As notícias são atordoantes. Cifras de difícil compreensão para o cidadão médio, que vive a léguas de tanta dinheirama. Quem olha de fora fica bestificado: a atividade lícita mais rentável hoje no país é, sem dúvida, a de técnico de futebol. Nas três principais divisões, que empregam 80 profissionais, o dinheiro corre solto, farto e generoso. Quem ganha pouco, fatura pelo menos R$ 20 mil mensais, uma fortuna se comparado ao rendimento salarial médio do trabalhador brasileiro.
Dirigentes discutem valores vertiginosos pagos ou especulados para treinadores de primeira linha ou do pelotão intermediário. Vanderlei Luxemburgo e Muricy Ramalho estão na faixa dos R$ 500 mil – mais os custos das respectivas comissões técnicas – e têm seus nomes mencionados a todo instante pela cartolagem ávida por holofotes.
Também desempregados, mas nem um pouco preocupados com o custo de vida, Nelsinho Batista e Renato Gaúcho não põem o uniforme de treinamento e apito no peito por menos de R$ 250 mil. Mesmo no Rio Grande, de clubes realmente fortes e torcidas contribuintes, o falante Tite ganha algo em torno disso no Internacional e o discreto Paulo Autuori fatura acima de R$ 300 mil no Grêmio.
Dorival Júnior, mesmo pilotando o oscilante Vasco na Segundona, recebe R$ 230 mil. Segundo a bolsa especulativa, Adilson Batista, que está bem perto de conquistar a Libertadores com o Cruzeiro, embolsa cerca de R$ 180 mil. E Mano Menezes, semideus no Corinthians, fica na casa dos R$ 280 mil. Tudo, obviamente, sujeito a acréscimos e arredondamentos.

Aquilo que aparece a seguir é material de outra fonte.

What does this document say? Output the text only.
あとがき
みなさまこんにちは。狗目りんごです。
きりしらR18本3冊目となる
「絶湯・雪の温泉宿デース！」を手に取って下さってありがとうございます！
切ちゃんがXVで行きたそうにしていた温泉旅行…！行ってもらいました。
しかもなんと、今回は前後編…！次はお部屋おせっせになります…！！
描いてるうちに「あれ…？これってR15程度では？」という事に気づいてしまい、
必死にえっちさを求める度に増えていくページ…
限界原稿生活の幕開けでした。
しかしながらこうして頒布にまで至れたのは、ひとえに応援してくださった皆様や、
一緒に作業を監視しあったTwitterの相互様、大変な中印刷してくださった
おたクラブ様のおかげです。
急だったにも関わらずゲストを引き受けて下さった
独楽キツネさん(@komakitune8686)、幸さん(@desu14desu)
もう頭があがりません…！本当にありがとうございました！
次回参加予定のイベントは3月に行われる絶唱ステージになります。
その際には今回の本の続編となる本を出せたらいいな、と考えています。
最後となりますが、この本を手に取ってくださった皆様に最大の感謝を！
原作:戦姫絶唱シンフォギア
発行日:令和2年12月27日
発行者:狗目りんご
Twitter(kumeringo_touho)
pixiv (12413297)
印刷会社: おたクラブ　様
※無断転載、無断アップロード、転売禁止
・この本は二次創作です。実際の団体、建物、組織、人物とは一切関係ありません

A coisa é ainda mais gratificante para quem abraçou esse nobre ofício porque não existe o pré-requisito do lustro acadêmico ou da experiência comprovada. Muitas vezes, conta mais o fator sorte ou o velho QI (quem indica), que permite a desconhecidos atingir os píncaros da glória em questão de semanas. Ou, francamente, alguém sabe dizer quem é o tal Eutrópio que o Fluminense oficializou como treinador depois de dar um pé-na-bunda no premiadíssimo Carlos Alberto Parreira?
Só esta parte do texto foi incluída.